For hours I have been trying to determine whether or not the following limit exists:
$$\displaystyle{ \lim_{n \to \infty} }\displaystyle\int_{0}^{1}\sin^2\left(\dfrac{1}{ny^2}\right)\mathrm{d}y$$
My first attempt was to try and solve it as an indefinite integral, hoping a nice closed form would result:
Starting with integration by parts gave $${\displaystyle\int_{0}^{1}}\sin^2\left(\dfrac{1}{ny^2}\right)\mathrm{d}y = y\cdot \sin^2\left( \dfrac{1}{ny^2} \right) + 2\displaystyle\int_{0}^{1} \dfrac{\sin\left(\dfrac{2}{ny^2}\right)}{ny^3}\mathrm{d}y$$
Which was not much help.
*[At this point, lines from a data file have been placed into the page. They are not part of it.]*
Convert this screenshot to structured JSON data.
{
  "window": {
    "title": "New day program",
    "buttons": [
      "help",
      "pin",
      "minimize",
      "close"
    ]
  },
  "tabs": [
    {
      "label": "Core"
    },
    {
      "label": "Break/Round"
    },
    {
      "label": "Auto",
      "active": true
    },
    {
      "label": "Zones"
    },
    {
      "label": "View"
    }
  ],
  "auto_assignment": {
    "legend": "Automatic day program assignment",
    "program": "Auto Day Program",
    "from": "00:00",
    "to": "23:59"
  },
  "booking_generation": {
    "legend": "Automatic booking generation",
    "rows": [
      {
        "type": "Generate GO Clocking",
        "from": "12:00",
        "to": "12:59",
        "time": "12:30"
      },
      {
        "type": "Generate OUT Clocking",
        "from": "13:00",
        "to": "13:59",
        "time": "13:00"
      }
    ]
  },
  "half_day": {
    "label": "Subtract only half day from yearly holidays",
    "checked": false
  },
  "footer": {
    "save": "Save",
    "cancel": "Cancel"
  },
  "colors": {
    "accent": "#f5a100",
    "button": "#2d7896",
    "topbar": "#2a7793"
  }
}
Thus, I tried to see how far I could get with a series of substitutions, treating it as an indefinite integral:
$$ v=\dfrac{1}{y} \implies {\displaystyle\int_{}^{}}\sin^2\left(\dfrac{1}{ny^2}\right)\mathrm{d}y =-{\displaystyle\int}\dfrac{\sin^2\left(\frac{v^2}{n}\right)}{v^2} \space \mathrm{d}v$$
Then, integrating by parts:
$$ = -\dfrac{\sin^2\left(\frac{v^2}{n}\right)}{v}-{\displaystyle\int}-\dfrac{4\cos\left(\frac{v^2}{n}\right)\sin\left(\frac{v^2}{n}\right)}{n}\,\mathrm{d}v = -\dfrac{\sin^2\left(\frac{v^2}{n}\right)}{v} + \dfrac{4}{n}{\displaystyle\int}\cos\left(\dfrac{v^2}{n}\right)\sin\left(\dfrac{v^2}{n}\right)\space \mathrm{d}v $$
Which simplifies to
$$-\dfrac{\sin^2\left(\frac{v^2}{n}\right)}{v} + \dfrac4n{\displaystyle\int}\dfrac{\sin\left(\frac{2v^2}{n}\right)}{2}\space\mathrm{d}v \tag{$\ast$}$$
At this point, I realised that the initial substitution $v = 1/y$ will lead to problems at zero when determining the new limits so I modified the problem like this:
$$ v= \dfrac{1}{y} \implies \lim_{n \to \infty} {\displaystyle\int_{0}^{1}}\sin^2\left(\dfrac{1}{ny^2}\right)\mathrm{d}y = \lim_{n \to \infty} \left( \lim_{c \to 0}{\displaystyle\int_{c}^{1}}\dfrac{\sin^2\left(\frac{v^2}{n}\right)}{v^2} \space \mathrm{d}v \right) $$
I am still stuck at this point. However, referring back to ($\ast$), I have a few conjectures about the convergence of the individual terms:
Firstly, for a fixed $v$ $$\lim_{n \to \infty} -\dfrac{\sin^2\left(\frac{v^2}{n}\right)}{v} = 0$$
And secondly,
$${\displaystyle\int}\dfrac{\sin\left(\frac{2v^2}{n}\right)}{2}\space\mathrm{d}v$$ is bounded above thus
$$\lim_{n \to \infty}\dfrac4n{\displaystyle\int_{0}^{1}}\dfrac{\sin\left(\frac{2v^2}{n}\right)}{2}\space\mathrm{d}v = 0$$
Therefore the initial integral is indeed convergent. Right now I am trying to find the limit but no success yet. Any thoughts and ideas will be appreciated.